KHARTOUM: Tens of thousands of protesters rallied across Sudan on Sunday against the ruling generals as demonstrators marched on the presidential palace in Khartoum, in the biggest mass demonstration since a deadly crackdown on demonstrators.
The “million-man” march is seen as a test for protest organisers whose push for civilian rule has been hit by the June 3 raid on a Khartoum sit-in and a subsequent internet blackout that has curbed their ability to mobilise support.
Dozens of demonstrators were killed and hundreds wounded when armed men in military fatigues stormed the sit-in outside army headquarters, shooting and beating protesters who had camped there since April 6.
On Sunday, police fired several rounds of tear gas on crowds approaching the presidential palace after organisers called for a march on the building that houses offices of the ruling transitional military council, a correspondent reported.
“We call on our revolutionary people in the capital to go to the republican palace... to seek justice for the martyrs and for an unconditional transfer of power to civilians,” the Sudanese Professionals Association that first launched protests against now ousted ruler Omar al-Bashir said on Twitter.
Police also fired tear gas at protesters in the northern Khartoum district of Bahri and in Mamura and Arkweit, in the capital’s east, as thousands of protesters chanted “Civilian rule! Civilian rule!”, witnesses said.

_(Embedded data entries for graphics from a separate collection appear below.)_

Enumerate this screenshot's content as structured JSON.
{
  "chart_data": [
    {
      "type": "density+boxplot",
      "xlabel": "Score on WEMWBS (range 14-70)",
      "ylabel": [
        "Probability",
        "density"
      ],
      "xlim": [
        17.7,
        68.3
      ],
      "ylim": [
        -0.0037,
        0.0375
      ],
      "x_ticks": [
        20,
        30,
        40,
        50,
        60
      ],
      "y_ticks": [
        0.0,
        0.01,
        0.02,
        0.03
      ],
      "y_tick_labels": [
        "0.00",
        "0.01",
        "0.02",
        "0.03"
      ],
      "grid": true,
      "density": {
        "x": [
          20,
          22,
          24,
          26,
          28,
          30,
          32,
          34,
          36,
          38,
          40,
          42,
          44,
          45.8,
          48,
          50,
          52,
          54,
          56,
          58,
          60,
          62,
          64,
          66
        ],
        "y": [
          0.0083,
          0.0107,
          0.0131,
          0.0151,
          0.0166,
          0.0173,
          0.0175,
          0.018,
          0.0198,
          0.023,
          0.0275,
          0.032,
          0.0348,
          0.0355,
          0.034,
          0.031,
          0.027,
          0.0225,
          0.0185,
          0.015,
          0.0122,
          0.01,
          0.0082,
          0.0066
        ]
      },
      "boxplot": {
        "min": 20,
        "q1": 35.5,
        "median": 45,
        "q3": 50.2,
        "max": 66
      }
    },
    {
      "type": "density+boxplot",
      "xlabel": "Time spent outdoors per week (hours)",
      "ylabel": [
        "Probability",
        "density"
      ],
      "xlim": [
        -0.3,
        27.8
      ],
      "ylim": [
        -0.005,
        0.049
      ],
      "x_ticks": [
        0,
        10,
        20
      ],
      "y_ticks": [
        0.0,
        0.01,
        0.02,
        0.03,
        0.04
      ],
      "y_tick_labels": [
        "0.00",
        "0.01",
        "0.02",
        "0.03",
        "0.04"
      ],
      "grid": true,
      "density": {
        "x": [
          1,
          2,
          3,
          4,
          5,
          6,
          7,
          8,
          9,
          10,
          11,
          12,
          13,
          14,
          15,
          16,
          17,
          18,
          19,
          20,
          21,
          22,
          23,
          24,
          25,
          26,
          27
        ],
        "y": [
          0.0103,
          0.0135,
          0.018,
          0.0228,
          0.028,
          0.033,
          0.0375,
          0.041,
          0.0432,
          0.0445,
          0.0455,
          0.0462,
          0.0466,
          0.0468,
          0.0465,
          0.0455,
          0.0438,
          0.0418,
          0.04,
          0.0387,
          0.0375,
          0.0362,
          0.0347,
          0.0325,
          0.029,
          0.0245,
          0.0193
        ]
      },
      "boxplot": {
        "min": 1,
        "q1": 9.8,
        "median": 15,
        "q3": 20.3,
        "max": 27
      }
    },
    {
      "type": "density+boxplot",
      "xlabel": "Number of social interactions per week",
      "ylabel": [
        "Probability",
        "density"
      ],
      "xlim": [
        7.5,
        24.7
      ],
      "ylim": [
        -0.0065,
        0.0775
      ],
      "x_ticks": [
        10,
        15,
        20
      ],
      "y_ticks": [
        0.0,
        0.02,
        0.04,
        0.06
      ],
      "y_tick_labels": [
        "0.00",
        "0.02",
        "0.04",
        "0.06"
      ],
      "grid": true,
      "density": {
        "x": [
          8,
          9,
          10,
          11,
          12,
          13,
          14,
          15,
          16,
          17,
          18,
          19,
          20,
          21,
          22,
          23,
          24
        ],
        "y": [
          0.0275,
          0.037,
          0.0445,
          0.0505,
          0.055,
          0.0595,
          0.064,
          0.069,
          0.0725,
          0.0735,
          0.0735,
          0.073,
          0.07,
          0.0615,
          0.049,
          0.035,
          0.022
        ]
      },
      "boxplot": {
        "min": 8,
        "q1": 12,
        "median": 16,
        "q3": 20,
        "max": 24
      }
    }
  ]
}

Elsewhere, security forces used tear gas to disperse protests in the capital’s twin city of Omdurman and the eastern town of Gadaref.
The latest demonstrations come at a time when Ethiopia and the African Union (AU) are jointly mediating between the protesters and generals.
The European Union, several Western nations and rights groups called on the generals to avoid any violence.
Men and women flashing victory signs and carrying Sudanese flags flooded the streets of Al-Sahafa neighbourhood of Khartoum.
“We are here for the martyrs of the (June 3) sit-in. We want a civilian state that guarantees our freedom. We want to get rid of military dictatorship,” said Zeinab, 23, as onlookers cheered and motorists honked horns.
“No one gave a mandate to the military council, all the people are against the council,” said another protester who shouted out: “I’m the next martyr.”
Marchers also passed by the homes of those killed on June 3.
Others chanting “Blood for blood, we don’t want compensation” took to the streets of the Jabra district, while rallies were also under way in other neighbourhoods of the capital.